There's a joke among certain circles of music teachers: "Creation in the music classroom - it's as old as the moldy carpet we're working on, and just as healthy." It always made me laugh... sad, worn-out laughter, but still. About ten years ago, several provinces decided that it was extremely important for school children to compose music. Sounds great, right? Kids get the opportunity to expand their ideas, examine their creative motivations, put it all down on paper and share in the performance of their peers' efforts. Lots of little Mozarts running around with a recorder in one hand and a sheaf of manuscript in the other. Sounds great. Doesn't work.

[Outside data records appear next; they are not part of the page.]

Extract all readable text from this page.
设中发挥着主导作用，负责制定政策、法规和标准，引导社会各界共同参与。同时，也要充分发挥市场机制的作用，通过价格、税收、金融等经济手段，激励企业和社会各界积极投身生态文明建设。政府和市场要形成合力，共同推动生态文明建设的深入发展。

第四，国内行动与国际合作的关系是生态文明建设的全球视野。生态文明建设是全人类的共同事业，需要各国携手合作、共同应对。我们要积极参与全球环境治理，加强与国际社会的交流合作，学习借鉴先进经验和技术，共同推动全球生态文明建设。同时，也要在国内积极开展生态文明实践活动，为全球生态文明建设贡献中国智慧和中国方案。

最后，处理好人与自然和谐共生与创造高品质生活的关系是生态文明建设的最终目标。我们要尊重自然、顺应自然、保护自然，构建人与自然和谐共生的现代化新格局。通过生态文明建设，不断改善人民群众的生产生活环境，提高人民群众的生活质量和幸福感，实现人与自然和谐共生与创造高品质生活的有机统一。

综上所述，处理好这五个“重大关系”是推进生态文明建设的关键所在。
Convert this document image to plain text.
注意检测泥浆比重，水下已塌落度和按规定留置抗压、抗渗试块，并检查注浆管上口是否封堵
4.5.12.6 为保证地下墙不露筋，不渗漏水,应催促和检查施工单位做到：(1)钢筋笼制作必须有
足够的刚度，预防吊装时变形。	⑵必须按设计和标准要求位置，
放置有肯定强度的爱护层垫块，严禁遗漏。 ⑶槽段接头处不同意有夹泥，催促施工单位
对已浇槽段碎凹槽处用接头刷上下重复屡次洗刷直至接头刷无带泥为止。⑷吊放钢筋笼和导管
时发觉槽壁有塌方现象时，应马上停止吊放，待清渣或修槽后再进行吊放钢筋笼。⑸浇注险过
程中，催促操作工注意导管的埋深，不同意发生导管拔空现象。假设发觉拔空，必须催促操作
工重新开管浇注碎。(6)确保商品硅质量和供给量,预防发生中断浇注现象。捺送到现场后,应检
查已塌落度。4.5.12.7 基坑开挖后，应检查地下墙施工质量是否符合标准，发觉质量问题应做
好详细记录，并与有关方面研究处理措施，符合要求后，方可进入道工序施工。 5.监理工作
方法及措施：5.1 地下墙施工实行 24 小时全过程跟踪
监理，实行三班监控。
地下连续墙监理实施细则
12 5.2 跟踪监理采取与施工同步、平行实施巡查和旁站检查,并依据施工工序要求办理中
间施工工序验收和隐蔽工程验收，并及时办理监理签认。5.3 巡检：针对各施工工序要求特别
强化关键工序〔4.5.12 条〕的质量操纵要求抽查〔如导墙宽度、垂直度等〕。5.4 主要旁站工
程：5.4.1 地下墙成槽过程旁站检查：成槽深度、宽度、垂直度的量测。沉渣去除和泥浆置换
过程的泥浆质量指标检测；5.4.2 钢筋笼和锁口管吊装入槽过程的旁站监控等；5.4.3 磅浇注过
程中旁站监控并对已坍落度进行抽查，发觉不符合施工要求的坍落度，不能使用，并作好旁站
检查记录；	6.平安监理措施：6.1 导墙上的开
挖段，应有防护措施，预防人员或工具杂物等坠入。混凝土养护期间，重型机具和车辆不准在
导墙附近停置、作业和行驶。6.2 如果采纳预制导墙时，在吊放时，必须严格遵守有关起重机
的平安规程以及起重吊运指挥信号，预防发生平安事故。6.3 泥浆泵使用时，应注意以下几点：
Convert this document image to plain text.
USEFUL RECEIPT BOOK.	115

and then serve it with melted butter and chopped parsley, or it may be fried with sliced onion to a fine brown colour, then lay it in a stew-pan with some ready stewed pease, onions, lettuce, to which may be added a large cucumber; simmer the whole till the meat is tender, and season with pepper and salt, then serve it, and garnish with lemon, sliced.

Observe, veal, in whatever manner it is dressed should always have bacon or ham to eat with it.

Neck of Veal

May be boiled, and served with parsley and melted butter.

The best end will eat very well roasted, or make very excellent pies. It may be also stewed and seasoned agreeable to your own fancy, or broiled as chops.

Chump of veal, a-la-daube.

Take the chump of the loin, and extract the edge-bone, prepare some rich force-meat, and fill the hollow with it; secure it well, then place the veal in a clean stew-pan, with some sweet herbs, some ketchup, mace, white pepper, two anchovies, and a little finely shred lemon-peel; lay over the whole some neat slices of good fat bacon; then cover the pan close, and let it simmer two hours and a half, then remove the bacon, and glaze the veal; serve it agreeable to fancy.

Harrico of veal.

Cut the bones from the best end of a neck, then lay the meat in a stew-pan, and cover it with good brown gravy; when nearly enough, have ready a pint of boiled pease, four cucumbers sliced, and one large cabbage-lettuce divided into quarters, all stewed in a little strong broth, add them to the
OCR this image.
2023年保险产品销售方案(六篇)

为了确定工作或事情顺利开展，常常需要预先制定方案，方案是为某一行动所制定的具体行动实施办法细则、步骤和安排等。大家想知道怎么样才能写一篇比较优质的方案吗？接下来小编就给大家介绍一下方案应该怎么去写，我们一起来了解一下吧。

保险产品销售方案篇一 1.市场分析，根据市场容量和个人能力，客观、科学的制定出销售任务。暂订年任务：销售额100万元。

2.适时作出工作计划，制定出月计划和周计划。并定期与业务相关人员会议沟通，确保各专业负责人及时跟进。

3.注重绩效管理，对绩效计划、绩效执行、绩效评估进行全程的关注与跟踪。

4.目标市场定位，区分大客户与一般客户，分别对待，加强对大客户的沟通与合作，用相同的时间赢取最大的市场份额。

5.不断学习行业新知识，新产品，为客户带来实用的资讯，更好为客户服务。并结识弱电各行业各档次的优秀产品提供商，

It's like teaching a fourth-grader how to build a bridge out of popsicle sticks and then being surprised when he's unable to build a real house. Music students learn the basics (hopefully - it depends on the school, the teacher, and the almighty schedule) like reading one line of music at a time, how to draw a sharp that doesn't look like a hashtag, when the stems go up and when they go down. They can name the notes using such helpful mnemonics as 'All Cows Eat Grass,' and if they're teacher is really unlucky they get a class set of soprano recorders to shrill out those notes in octaves that make dogs howl. These kids can totally write notes on a staff and then play them for you. They can come up with a title for this little hunk of music. They can even be forced to tell you what they were trying to express with their creation and they will certainly be proud of themselves if you tell them they should be.
Is it music? Yep.
Is this composition? Maybe.
Is it worthwhile? I don't think so.
Maybe I'm just a disillusioned high school teacher, but I've spoken to loads of teens who remember 'composing' music in elementary school and can't keep a straight face while telling me about it. Worse, they roll their eyes and scoff at all composers because - and here's the awful part - they think that all composition is just as mindless, purposeless, and ineffective as was their own process.
By the time they get to high school, get a 'real' instrument under their fingers (recorders are excellent instruments when played properly and sound lovely when playing music that was intended for them, like this) they have a much greater capacity to understand the intricacies of structure and emotion that composers can work into their music. Perhaps even more important, their own emotional spectrum has developed thousands of shades of colour to complicate that fourth-grade triptych of mad-sad-glad. By grade 12, a student who has been in music classes from grade 1 could be expected to start with an idea for a piece, choose instrumentation/ time signature/ structure and form/ key signature, write a compelling melody, write harmony for the melody, add phrasing and articulation, conduct a performance, and then evaluate whether their intention was realized. Depending on the student, you might even end up with a piece of music that could be taken seriously by a professional musician and prize competitions to that end take place every year across North America and Europe.
I dislike creativity for the sole purpose of creating content, particularly when the developmental level of students's skills is not yet ready for the content to be meaningful to them. That said, no one would argue that a student shouldn't write stories! It's a difference of fields.
I'm genuinely curious about these other fields. What do you think? Does creativity specifically to create content make sense in your field? Do you do it as a teacher just to satisfy the curriculum document or do you find it meaningful for students? Is it a creative outlet for them or just a way to evaluate understanding at a higher taxonomical level?